Homework #2

Due Nov 3rd in class.

1. Consider a classifier in \mathbb{R}^2 which assigns value 1 to a point if and only if it is inside a certain axis-aligned rectangle. Such a classifier is precisely defined as
h_{(a_1,b_1,a_2,b_2)} (x_1,x_2) = \left\{ \begin{array}{ll} 1 & \text{if } a_1 \leq x_1 \leq b_1 \text{ and } a_2 \leq x_2\leq b_2\\ 0 & \text{ otherwise } \end{array}\right.
Consider the class of all axis-aligned rectangles in the plane
\mathcal{H}_{rec}^{2} = \{h_{(a_1, b_1, a_2, b_2)}\text{ : }a_1 \leq b_1 \text{ and } a_2 \leq b_2\}

  • Consider the algorithm that returns the smallest (in areas) axis-aligned rectangle enclosing all positive examples in the training set. Show that this algorithm (\epsilon, \delta)-PAC learns \mathcal{H}_{rec}^2.
  • Let \mathcal{H}_{rec}^d be the class of axis-aligned rectangles in \mathbb{R}^d. Prove that VCdim(\mathcal{H}_{rec}^d) = 2d.

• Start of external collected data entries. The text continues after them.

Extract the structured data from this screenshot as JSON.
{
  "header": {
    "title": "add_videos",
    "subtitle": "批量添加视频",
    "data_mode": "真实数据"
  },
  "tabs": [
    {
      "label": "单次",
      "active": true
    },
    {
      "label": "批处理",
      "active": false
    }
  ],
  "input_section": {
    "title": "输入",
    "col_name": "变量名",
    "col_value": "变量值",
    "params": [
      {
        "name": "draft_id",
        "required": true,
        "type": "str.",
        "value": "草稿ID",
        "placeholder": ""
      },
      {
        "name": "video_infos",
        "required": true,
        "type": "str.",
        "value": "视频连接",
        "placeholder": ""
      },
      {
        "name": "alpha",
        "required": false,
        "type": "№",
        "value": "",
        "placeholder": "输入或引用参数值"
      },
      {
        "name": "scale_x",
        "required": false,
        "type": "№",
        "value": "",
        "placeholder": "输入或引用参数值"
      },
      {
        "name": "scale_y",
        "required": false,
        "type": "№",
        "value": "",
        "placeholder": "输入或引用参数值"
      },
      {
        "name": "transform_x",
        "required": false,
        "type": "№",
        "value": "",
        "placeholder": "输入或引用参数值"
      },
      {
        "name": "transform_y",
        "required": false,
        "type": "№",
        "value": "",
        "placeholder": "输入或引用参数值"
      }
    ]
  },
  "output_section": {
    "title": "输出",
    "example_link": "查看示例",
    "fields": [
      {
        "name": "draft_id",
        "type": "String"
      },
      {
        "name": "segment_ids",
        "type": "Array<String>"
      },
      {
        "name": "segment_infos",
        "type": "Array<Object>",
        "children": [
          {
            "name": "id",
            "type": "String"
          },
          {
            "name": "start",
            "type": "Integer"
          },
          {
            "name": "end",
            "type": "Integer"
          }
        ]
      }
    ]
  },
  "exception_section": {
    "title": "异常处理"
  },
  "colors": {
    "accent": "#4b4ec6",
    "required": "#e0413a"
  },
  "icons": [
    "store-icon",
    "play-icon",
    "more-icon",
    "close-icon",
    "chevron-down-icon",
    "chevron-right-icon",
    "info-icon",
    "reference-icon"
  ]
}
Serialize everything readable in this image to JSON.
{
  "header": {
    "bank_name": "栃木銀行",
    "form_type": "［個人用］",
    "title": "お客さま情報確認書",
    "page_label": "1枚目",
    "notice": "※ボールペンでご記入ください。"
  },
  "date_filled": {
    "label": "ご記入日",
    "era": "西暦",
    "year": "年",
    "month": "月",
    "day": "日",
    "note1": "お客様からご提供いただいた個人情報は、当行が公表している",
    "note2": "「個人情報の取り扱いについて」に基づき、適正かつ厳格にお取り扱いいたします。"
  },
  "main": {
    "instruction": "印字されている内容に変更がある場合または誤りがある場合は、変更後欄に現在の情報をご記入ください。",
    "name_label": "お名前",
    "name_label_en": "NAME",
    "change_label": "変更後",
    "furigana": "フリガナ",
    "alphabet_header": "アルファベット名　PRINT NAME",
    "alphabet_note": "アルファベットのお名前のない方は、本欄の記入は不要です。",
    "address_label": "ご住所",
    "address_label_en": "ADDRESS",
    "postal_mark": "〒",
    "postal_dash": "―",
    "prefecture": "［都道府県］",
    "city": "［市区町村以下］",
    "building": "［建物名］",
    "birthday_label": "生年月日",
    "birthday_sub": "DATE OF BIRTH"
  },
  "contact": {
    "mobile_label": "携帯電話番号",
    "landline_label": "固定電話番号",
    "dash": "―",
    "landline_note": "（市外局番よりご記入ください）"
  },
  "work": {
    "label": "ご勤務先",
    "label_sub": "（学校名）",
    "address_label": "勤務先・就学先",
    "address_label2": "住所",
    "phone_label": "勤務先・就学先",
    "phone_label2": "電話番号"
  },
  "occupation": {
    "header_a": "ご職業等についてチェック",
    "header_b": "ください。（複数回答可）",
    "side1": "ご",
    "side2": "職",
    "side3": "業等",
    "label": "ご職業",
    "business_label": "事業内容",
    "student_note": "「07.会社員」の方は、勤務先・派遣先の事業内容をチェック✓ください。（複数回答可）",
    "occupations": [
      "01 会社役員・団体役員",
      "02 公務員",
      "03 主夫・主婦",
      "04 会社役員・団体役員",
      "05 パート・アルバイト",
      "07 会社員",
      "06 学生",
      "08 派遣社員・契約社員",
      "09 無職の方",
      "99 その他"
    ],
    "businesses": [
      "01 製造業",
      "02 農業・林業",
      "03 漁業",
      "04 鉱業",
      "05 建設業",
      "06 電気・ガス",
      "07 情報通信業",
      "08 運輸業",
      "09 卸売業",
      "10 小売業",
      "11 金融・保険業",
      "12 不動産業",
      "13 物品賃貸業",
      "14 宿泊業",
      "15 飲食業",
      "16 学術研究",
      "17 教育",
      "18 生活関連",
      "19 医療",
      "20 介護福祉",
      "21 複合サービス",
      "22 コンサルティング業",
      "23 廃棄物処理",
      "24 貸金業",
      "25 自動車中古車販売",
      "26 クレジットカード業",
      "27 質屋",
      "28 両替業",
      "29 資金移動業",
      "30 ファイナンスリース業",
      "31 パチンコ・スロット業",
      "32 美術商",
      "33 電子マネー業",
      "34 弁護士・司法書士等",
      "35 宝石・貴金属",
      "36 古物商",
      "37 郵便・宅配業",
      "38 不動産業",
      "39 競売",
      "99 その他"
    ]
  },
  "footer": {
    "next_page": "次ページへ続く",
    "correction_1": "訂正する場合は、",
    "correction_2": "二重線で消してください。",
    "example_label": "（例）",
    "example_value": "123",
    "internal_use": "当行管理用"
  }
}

2. Let \mathcal{H} be a set of classifiers with VC-dimension d. Let \mathcal{F}_t be the set of classifiers obtained by taking a weighted majority vote of t classifiers from \mathcal{H}. Prove that the VC-dimension of \mathcal{F}_t is at most O(td \log td).

3. Let \mathcal{H}_1,\ldots, \mathcal{H}_r be hypothesis classes over domain set \mathcal{X}. Let d=\max_{i} VCdim(\mathcal{H}_i). Prove that

  • VCdim(\cup_{i=1}^{r}\mathcal{H}_i)\leq 4d\log(2d)+2log(r)
  • For r=2, VCdim(\mathcal{H}_1 \cup \mathcal{H}_2) \leq 2d+1

For simplicity, you can assume that d\geq 3.

4. Show that any decision list on n Boolean variables is equivalent to a halfspace. For a decision list of length k, give a bound on the margin of  the halfspace, and thereby bound the number of mistakes made by Perceptron and by Winnow in the worst case.

5. Give an algorithm to PAC-learn the parity of a set of d linear threshold functions in  {\mathbb{R}}^n; the time and sample complexity of the algorithm should be polynomial for any fixed d.

6. Let S = \{ (x_1,y_1),\ldots, (x_n,y_n)\} be a labeled sample of n points in \mathbb{R}^n with
x_i = (\underbrace{(-1)^i,\ldots, (-1)^i, (-1)^{i+1}}_\text{{\it i} first components}, 0, \ldots, 0) \text{ and } y_i = (-1)^{i+1}
Show that the Perceptron algorithm makes \Omega (2^n) updates before finding a separating hyperplane, regardless of the order in which it receives the points.